What Did The Ancient Chinese Teach Us About Hacking?
And so a large army met. The general asks the collected troops to arrange themselves into groups of 50. He counts that there are four troops left without a group. He then asks for groups of 60, and there are 14 left, and finally, he asks for groups of 70, and there are 24 left. The general stands up and tells the army that they are 201,554 strong. So how did the general do it?
>>> army%50
4
>>> army%60
14
>>> army%70
24
>>> print (army)
201554
The Chinese remainder theorem was first published by Chinese mathematician Sun Tzu. It determines a number x so that, when divided by some given divisors, leaves given remainders. As public key encryption typically involves this type of operation, CRT is well setup to help to crack encrypted messages. So what value will x equal in the following [Soln]:
x mod 3 = 2
x mod 5 = 3
x mod 7 = 2
The answer is 23, as 23 divided by 3 gives 21 remainder 2, 23 divided by 5 gives 4 remainder 3, and 23 divided by 7 gives 3 remainder 2.
CRT and RSA
If we capture enough RSA encrypted messages with the same e value and different modulus values (N), we can crack the message using Chinese Remainder Theorem (CRT). For example, if we have an e value of 3 we just need to capture three cipher messages to be able to recover the message.

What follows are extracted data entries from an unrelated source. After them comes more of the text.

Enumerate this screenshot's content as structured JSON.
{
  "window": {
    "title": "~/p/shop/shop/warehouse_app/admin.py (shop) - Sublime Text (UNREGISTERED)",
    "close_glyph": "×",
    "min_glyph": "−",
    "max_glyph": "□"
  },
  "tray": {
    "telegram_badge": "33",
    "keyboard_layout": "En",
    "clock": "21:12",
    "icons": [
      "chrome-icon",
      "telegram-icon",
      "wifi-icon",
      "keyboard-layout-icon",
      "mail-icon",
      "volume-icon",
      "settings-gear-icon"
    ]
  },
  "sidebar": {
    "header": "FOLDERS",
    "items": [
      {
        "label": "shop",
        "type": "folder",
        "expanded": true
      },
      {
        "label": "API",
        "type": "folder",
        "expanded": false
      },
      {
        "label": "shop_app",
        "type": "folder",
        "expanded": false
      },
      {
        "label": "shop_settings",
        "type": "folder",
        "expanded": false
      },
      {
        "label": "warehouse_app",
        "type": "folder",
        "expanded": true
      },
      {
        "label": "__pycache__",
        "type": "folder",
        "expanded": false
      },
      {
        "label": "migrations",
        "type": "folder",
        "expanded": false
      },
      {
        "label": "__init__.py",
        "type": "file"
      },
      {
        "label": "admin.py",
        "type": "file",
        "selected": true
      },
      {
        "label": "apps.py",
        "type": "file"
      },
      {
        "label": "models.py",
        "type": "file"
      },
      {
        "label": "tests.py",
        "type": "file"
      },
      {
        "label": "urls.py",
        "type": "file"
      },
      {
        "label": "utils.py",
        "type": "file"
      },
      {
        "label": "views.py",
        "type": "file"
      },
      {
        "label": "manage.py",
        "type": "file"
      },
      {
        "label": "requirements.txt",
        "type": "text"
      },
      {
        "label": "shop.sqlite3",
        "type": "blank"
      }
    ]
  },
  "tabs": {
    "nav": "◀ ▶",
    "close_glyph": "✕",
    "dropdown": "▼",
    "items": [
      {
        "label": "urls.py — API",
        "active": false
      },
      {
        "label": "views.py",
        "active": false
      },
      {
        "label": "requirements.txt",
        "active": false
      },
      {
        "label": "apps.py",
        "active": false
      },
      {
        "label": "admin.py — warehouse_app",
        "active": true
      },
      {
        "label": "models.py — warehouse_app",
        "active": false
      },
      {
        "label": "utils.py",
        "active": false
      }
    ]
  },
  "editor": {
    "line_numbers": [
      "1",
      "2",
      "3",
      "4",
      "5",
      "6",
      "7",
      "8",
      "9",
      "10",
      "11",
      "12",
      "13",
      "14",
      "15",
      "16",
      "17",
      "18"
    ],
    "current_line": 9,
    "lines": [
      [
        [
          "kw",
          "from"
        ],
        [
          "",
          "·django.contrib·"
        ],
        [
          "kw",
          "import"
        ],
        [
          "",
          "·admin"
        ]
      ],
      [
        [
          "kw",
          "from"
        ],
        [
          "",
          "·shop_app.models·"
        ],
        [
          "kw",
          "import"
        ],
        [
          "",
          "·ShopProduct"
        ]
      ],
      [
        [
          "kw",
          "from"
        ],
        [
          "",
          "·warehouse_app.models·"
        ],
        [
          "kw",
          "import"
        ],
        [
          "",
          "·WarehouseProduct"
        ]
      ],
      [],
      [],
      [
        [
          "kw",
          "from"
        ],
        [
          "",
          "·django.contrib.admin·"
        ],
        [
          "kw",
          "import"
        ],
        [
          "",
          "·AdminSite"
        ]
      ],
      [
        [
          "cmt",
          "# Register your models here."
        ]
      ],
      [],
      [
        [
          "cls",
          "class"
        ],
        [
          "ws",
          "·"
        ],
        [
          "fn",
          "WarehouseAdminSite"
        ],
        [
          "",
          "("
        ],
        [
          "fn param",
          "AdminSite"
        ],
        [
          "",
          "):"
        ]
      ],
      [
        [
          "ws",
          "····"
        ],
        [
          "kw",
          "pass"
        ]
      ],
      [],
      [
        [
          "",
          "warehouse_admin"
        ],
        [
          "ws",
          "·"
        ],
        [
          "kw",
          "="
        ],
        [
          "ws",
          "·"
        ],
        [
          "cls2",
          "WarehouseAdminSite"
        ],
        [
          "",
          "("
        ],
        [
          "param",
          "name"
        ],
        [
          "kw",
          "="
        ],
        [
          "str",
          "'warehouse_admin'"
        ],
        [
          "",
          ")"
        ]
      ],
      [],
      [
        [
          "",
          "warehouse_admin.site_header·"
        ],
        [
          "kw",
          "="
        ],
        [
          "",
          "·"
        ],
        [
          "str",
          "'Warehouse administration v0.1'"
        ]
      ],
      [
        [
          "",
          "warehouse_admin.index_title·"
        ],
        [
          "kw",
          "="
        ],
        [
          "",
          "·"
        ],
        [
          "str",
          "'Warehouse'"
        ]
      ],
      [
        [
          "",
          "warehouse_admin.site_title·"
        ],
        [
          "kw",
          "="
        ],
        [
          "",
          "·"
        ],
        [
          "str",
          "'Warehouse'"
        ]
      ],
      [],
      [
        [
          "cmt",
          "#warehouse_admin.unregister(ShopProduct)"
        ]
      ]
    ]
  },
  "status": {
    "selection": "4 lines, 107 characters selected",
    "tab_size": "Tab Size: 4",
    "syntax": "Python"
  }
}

In this case, we will use the following (where p1 and q1 generate N1, p2 and q2 generate N2 and p3 and q3 generate N3):
e=3,
message=123456789123456,
p1=1131701, q1=1131721,
p2=1131727, q2=1131737,
p3=1131749, q3=1131751
The run the gives:
eGCD of N values: 1
N1= 1280769787421 N2= 1280817319799 N3= 1280858062499
Message= 1234567891234 e= 3
Cipher1= 184224238921 Cipher2= 173356604414 Cipher3= 369941826218
The equations we have to solve are then:
M^e mod 1280769787421=184224238921
M^e mod 1280817319799=173356604414
M^e mod 1280858062499=369941826218
If we now use Chinese Remainder Theorem we get a result of:
Result (M^e) is: 188,1676,377,431,587,319,857,436,861,793,600,904
And then we just use: 10^(log10(M^e)/e)
and recover the message of 1234567891234
Try here.
A more detailed example is [here]:
N1= 20439437 N2= 20684303 N3= 20830087
Message= 1500000 e= 3
Cipher1= 6509102 Cipher2= 9683741 Cipher3= 3214286
=======Equations to solve=======
M^e mod 20439437=6509102
M^e mod 20684303=9683741
M^e mod 20830087=3214286
======Chinese Remainder Theorm Calc========
Result (M^e) is: 3375000000000000000
Calculated value of m is 1500000 Using 10^(log10(M^e)/e)
So what?
Werner Schindler [here] defined a timing attack on RSA which involves a factorization on the RSA-modulus if CRT has been used. The work goes back to 1996, when Arjen Lenstra defined an attack against an optimization (called the CRT). If a fault was generated in calculating a signature (using RSA-CRT optimization), the attacker can recover the associated private key from a signature. This is known as the “RSA-CRT key leak”.
Many systems have been immune from this attack as TLS did not use an RSA signature. Unfortunately, the forward security option in TLS is now being recommended, and this has re-introduced the problem.
Researchers at Red Hat [here] also now found many Web sites which were not hardened against this type of attack and found quite a few with RSA-CRT key leaks (none of which were code repositories). They found that the private key of a Web site can be leaked to the intruder, who can then decoded all of the encrypted communications with the site, and also impersonate it.
Forward secrecy is used with a key-exchange method and uses a session key which derives itself from a given set of long-term keys and which will not reveal the session key even in the long-term keys are breached.
How do we protect against this?
There are two ways to defend against this attack. The first is to make sure that e always exceeds the copies of messages that can be copied, and the other is to pad messages with random bits. In most applications, now e is 65,537.